Friday, October 8
Here’s how one scholar seeks to answer the hard questions about what the Israelites did to some of these nations:
“As Creator of all things and all human beings and as sovereign over all, God can do anything [He] wants with anyone and be right in doing so. … The ways of God are a mystery. Since we will never completely understand [Him], we might as well relax with the questions in our minds. Isaiah 55:8-9 offers some consolation. According to the biblical picture of the Canaanites, these peoples were extremely wicked, and their annihilation represented God’s judgment for their sin. The destruction of the Canaanites was neither the first nor the last time God would do this. The differences between the Canaanites’ fate and the fate of humanity (except for Noah’s family) as described in Genesis 6-9 involve scale and agency. … God never intended for the Israelites to make the policy of herem [the total destruction] as a general policy toward outsiders. Deuteronomy 7:1 expressly identifies and thereby delimits the target peoples. The Israelites were not to follow these policies against Aramaeans or Edomites or Egyptians, or anyone else (cf. Deuteronomy 20:10-18). … The Canaanites suffered a fate that ultimately all sinners will face: the judgment of God. … God’s elimination of the Canaanites was a necessary step in the history of salvation. … Although the Canaanites as a whole were targets of God’s judgment, they had at least forty years of advance warning (see Rahab’s confession in Joshua 2:8-11).” — Daniel I. Block, The NIV Application Commentary: Deuteronomy (Grand Rapids, Mich.: Zondervan, 2012), pp. 98, 99.
Discussion Questions:
1. Think about our understanding of the millennium, in which we will have a thousand years to get all our questions answered. How can this understanding help us to learn to trust in God despite whatever hard questions we have now?

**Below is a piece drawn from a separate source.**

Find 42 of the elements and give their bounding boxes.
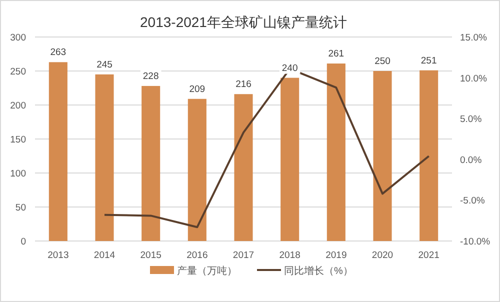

2. What are some of the ways that God led you in the past that can help you learn to trust Him for the future? Why is it important not to forget how God has worked in our lives?
3. In class, go over the question at the end of Sunday’s study, about Moses’ willingness to lose his own soul for the sake of His people. Is that a right attitude to have? What, if anything, is worth losing one’s soul over, especially considering what it cost to redeem it?